Since elbow angles is only considered among ROM in this study, we averaged all RMSEs using observed coordinates and predicted coordinates via MLR, respectively. Note that the ground truth is \({y}_{angle\_from\_groundTruth}\) using \(y\) in Sect. 3 and we have two types of \(\widehat{y}\) such that \({\widehat{y}}_{angle\_from\_observe}\) and \({\widehat{y}}_{angle\_form\_MLR}\) for angle comparison. The comparison between two angle estimation is reported in Table 5.

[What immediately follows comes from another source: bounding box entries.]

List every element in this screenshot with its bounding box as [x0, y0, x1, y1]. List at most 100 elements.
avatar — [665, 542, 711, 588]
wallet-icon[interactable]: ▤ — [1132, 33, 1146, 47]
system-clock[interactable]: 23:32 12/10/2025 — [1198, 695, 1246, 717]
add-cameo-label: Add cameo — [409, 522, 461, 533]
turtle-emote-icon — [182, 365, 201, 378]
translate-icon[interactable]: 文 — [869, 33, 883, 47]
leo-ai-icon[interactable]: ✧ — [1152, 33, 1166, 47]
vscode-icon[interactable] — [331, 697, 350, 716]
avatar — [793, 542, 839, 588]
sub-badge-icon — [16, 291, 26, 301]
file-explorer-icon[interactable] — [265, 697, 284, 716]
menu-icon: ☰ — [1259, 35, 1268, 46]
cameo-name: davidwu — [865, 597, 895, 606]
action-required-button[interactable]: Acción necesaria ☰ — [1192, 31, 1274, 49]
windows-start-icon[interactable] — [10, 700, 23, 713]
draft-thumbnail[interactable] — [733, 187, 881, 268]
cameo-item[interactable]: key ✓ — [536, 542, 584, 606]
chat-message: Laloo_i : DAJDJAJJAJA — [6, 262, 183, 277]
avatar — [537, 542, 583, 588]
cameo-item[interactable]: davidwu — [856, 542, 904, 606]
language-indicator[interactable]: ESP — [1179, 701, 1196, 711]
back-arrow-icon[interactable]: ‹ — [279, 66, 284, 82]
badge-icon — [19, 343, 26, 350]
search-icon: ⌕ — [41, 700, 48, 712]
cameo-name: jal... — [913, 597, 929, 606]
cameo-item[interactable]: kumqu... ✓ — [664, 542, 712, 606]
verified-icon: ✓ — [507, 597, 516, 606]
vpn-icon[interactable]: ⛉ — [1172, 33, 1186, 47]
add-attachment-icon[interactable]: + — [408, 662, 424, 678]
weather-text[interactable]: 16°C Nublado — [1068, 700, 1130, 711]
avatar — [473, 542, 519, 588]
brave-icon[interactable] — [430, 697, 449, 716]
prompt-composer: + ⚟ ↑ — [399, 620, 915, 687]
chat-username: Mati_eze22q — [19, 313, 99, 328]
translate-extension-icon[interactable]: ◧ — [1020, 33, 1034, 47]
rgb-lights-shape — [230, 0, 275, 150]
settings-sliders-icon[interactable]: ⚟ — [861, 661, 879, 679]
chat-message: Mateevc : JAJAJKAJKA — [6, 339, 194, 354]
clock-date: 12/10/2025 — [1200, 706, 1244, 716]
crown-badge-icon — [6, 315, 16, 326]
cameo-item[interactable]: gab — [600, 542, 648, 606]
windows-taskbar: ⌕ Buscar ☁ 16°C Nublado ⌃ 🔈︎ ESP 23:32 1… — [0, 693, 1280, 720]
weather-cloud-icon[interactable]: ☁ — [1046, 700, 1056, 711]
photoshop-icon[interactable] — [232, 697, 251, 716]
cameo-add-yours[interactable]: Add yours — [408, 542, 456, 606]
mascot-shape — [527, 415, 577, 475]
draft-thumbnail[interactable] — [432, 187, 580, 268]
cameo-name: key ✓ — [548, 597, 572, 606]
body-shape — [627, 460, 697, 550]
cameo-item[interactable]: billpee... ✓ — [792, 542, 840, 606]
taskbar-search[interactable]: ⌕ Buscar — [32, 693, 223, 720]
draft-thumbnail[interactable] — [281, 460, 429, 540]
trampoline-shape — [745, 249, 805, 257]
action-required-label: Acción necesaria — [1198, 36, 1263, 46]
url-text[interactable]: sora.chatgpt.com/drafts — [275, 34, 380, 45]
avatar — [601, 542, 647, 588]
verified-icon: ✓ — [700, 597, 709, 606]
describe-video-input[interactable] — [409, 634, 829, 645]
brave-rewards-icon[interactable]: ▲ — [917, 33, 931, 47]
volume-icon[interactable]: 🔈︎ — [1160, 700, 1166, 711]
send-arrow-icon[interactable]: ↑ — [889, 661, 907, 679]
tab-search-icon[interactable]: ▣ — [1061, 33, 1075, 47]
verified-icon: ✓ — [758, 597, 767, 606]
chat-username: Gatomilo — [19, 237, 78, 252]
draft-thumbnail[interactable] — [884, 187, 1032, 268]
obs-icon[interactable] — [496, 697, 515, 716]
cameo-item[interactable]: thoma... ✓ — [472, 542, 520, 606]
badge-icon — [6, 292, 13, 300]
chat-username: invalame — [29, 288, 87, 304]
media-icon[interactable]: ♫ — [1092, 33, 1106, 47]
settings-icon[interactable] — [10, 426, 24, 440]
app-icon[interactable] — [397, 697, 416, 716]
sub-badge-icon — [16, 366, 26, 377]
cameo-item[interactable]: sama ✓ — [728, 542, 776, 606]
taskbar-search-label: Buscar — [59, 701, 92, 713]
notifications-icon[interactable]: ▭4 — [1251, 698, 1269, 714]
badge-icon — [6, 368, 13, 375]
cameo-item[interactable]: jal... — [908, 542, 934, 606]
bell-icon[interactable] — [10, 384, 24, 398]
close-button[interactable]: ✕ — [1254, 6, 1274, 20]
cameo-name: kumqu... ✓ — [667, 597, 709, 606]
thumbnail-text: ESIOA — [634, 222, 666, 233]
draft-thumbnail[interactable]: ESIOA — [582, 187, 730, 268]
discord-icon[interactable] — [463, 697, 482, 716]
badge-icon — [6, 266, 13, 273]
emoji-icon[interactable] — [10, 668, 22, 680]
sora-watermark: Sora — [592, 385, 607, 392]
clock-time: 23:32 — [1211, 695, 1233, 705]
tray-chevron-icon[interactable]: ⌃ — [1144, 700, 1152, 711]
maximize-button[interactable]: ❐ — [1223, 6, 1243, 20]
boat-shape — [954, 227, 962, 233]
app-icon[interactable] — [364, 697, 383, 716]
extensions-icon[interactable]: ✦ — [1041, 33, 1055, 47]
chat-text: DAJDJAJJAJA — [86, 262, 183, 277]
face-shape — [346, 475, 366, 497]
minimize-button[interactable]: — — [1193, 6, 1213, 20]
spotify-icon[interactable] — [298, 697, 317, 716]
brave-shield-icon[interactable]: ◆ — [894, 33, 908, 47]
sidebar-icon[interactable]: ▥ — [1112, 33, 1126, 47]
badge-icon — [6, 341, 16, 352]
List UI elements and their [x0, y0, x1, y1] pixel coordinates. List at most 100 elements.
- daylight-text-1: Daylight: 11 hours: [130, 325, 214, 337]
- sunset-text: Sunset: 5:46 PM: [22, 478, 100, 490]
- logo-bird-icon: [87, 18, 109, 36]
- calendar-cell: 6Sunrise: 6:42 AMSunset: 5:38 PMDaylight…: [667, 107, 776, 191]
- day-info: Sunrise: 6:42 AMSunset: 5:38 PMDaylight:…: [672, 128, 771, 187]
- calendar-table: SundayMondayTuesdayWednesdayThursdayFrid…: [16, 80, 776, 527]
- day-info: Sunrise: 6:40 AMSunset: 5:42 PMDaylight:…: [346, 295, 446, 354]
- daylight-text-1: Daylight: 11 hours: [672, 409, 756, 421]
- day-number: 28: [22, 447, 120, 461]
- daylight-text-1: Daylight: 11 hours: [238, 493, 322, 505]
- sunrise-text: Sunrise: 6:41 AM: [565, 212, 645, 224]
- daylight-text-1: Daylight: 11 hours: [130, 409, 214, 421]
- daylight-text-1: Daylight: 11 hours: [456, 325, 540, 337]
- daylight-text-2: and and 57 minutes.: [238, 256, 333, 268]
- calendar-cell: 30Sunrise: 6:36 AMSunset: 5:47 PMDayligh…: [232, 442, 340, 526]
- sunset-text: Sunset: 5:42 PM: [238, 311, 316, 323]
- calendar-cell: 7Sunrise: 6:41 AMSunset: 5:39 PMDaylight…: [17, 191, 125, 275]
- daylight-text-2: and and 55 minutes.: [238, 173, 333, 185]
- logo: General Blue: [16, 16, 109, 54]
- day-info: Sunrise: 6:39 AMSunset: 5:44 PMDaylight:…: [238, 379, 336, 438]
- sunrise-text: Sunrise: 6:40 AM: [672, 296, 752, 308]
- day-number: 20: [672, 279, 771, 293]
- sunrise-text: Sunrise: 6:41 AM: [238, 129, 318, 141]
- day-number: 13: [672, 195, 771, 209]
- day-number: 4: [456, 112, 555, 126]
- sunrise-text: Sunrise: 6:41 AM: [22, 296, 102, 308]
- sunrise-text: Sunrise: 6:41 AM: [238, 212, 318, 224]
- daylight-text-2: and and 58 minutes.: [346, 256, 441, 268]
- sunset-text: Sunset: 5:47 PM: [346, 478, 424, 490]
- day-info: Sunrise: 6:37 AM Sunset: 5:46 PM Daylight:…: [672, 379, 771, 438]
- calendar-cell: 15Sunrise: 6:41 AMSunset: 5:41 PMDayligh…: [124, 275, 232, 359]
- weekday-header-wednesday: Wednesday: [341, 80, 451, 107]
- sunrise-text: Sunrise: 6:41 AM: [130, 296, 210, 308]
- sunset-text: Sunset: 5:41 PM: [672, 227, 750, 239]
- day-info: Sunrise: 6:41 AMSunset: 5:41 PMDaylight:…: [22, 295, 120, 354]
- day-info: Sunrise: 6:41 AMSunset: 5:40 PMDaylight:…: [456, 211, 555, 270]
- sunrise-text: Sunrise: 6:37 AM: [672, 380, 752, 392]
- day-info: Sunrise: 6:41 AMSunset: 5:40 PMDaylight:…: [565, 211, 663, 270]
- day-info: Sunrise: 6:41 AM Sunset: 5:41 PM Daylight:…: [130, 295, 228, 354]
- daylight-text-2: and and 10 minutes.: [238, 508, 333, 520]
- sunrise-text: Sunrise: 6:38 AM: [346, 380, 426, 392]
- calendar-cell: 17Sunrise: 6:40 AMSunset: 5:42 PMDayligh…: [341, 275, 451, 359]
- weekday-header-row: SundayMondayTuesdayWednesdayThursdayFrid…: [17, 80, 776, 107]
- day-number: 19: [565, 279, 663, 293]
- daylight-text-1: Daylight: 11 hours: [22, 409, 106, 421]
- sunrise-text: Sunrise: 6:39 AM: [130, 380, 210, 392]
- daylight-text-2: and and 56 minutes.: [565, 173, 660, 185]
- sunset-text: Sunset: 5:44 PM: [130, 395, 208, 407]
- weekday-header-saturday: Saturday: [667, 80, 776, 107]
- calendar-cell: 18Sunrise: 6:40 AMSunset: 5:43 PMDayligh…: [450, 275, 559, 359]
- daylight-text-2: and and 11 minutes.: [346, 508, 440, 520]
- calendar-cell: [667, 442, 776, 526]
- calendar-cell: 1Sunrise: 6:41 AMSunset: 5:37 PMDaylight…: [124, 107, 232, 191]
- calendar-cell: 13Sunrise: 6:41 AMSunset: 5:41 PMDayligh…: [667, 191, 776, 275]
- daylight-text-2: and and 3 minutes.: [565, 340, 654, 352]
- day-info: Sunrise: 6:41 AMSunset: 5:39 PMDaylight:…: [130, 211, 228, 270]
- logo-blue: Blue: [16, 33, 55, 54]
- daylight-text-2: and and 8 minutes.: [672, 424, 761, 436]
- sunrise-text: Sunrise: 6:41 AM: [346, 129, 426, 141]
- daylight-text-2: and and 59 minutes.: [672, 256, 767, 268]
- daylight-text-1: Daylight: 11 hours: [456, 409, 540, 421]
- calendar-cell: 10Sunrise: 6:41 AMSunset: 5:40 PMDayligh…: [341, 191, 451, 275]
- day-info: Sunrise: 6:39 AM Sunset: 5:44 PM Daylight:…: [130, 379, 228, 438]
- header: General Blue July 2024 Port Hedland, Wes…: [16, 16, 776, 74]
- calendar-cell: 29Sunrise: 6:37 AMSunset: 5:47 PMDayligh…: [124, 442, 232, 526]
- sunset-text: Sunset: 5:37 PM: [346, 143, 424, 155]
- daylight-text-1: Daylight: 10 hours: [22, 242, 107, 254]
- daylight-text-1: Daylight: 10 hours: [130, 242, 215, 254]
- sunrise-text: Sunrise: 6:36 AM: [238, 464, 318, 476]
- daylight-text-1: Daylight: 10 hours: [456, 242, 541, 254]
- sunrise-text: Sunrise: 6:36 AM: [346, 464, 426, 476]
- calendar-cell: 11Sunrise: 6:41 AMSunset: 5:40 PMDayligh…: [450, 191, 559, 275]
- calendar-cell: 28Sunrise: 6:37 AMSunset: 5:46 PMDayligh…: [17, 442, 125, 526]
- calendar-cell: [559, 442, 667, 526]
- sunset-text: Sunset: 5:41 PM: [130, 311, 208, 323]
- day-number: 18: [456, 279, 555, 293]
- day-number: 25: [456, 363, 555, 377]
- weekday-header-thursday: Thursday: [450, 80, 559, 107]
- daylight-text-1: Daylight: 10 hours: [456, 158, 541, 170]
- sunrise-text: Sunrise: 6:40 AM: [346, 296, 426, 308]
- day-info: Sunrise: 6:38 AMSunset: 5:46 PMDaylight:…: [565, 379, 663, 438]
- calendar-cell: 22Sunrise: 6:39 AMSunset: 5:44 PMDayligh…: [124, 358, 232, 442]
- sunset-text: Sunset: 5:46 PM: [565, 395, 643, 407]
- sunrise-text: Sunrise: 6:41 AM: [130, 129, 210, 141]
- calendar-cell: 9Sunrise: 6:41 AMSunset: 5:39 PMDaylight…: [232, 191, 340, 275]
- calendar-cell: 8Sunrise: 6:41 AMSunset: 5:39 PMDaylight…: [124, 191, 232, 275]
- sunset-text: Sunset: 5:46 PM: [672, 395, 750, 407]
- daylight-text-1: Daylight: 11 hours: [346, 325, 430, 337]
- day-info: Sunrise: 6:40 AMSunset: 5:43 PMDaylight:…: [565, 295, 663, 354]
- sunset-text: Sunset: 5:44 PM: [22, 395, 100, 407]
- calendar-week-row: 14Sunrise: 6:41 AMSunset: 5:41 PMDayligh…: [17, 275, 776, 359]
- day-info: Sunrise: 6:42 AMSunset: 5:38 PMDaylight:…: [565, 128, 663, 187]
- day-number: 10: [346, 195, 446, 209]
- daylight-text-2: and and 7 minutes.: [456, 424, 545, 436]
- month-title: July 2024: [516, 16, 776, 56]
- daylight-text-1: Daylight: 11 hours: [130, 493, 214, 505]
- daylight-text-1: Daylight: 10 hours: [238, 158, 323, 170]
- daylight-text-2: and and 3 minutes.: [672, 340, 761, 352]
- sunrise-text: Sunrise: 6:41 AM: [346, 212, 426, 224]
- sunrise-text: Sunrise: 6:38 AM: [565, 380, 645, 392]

Table 5. Prediction RMSE errors between elbow angle estimation approach.

5 Conclusions

It is an important task to estimate ROMs as accurate as possible in rehabilitation exercise. Since the computer vision technology is plausible to apply into detecting human landmarks, it is promising in motion analysis in that cost effective and time saving. However, detecting and measuring the landmarks is not trivial yet. We addressed the way of measuring ROMs facilitating machine learning approach. In this paper, simple MLR is used to learn human elbow angle based on data. We developed how the machine learning approaches can be used and generate training and test dataset. Even though the test cases and test subjects are limited, we think the possibility of our approach could be addressed sufficiently. After implementation and experiments, we showed that machine learning based ROM estimation is possible approach in terms of enhancing the accuracy. If more enhanced algorithm is tested and evaluated in our domain, the better enhancement will be achieved. We leave this as our future research.